Provide Extra Grit For Digestion
Chickens require grit to digest their food, which I like to provide in the form of oyster shell. If you’re adding something new to their diet like strawberries, be sure to give them an extra handful of grit to help them process the berries.
Chickens are simply just unable to break down berries as easily as commercial feeds due to the berries high sugar content. So a little grit will do the trick.
Alternatives To Strawberries Your Chickens Will Love
If you don’t have strawberries or are unwilling to part with them, chickens also enjoy the fruits and vegetables listed below.
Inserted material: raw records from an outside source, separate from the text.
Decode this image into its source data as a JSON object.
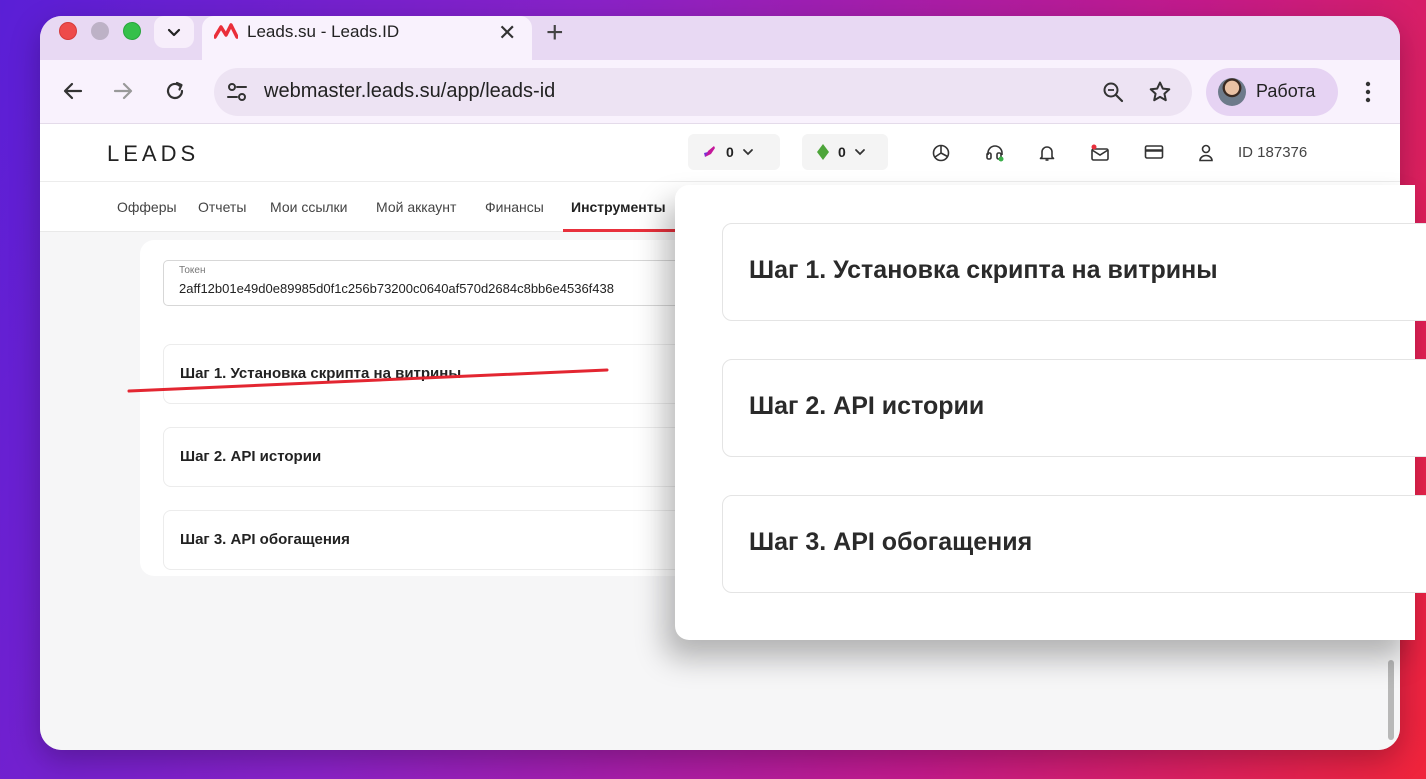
{
  "browser": {
    "tab_title": "Leads.su - Leads.ID",
    "url": "webmaster.leads.su/app/leads-id",
    "profile_label": "Работа"
  },
  "header": {
    "brand": "LEADS",
    "balance_a": "0",
    "balance_b": "0",
    "user_id": "ID 187376"
  },
  "nav": {
    "items": [
      "Офферы",
      "Отчеты",
      "Мои ссылки",
      "Мой аккаунт",
      "Финансы",
      "Инструменты"
    ],
    "active": "Инструменты"
  },
  "main": {
    "token_label": "Токен",
    "token_value": "2aff12b01e49d0e89985d0f1c256b73200c0640af570d2684c8bb6e4536f438",
    "steps": [
      "Шаг 1. Установка скрипта на витрины",
      "Шаг 2. API истории",
      "Шаг 3. API обогащения"
    ]
  },
  "zoom": {
    "steps": [
      "Шаг 1. Установка скрипта на витрины",
      "Шаг 2. API истории",
      "Шаг 3. API обогащения"
    ]
  },
  "colors": {
    "accent": "#e8303c",
    "background_gradient_start": "#5a1fd6",
    "background_gradient_end": "#f0243a"
  }
}
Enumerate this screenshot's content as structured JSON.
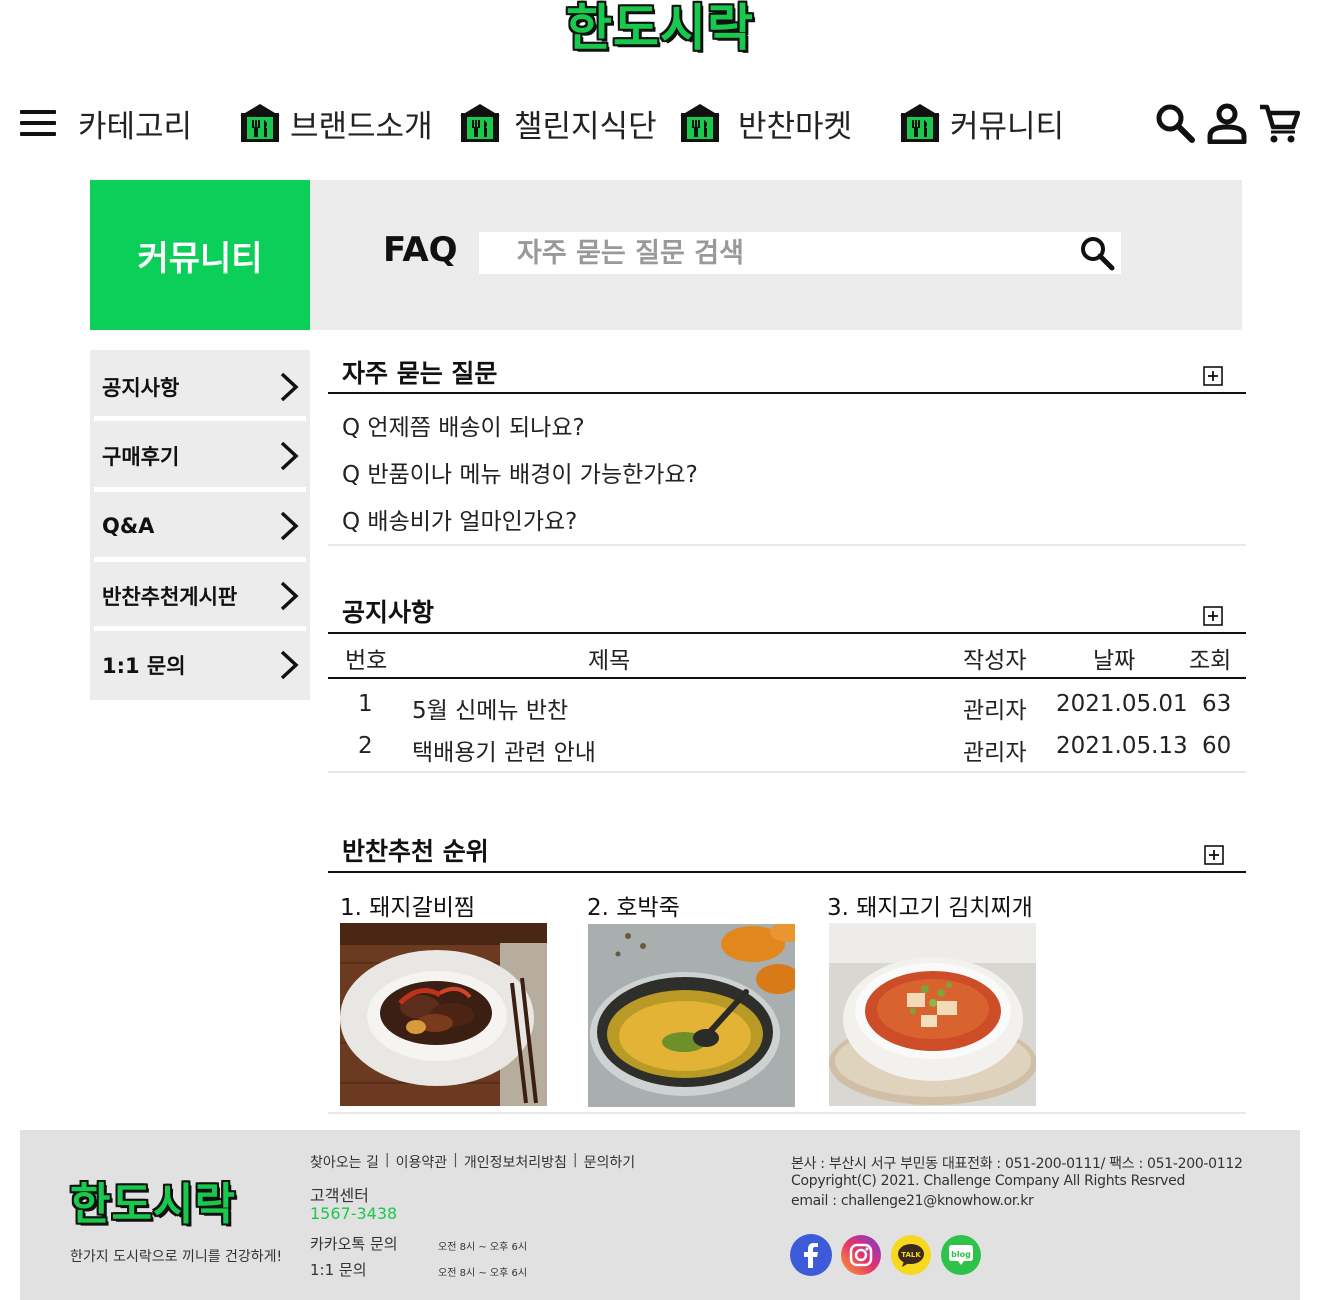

Foods NOT To Give Your Chickens
Stay away from and do not feed any of these food items listed below to your chickens.
- Moldy or rotten food
- Heavily salted food
- Avocado pits and avocado skins
- Raw potato skins
- Tomato leaves
Final Thoughts: Can Chickens Have Strawberries?
Yes. Chickens can eat strawberries. But again, the key is to keep their consumption of strawberries in moderation. Strawberries pack a ton of nutrition and healthy vitamins. But just like anything else, too much of a good thing can have a negative effect.
I’ll continue to feed strawberries to my chickens, but I may just keep a little closer eye as to how many I toss into their pen from now on.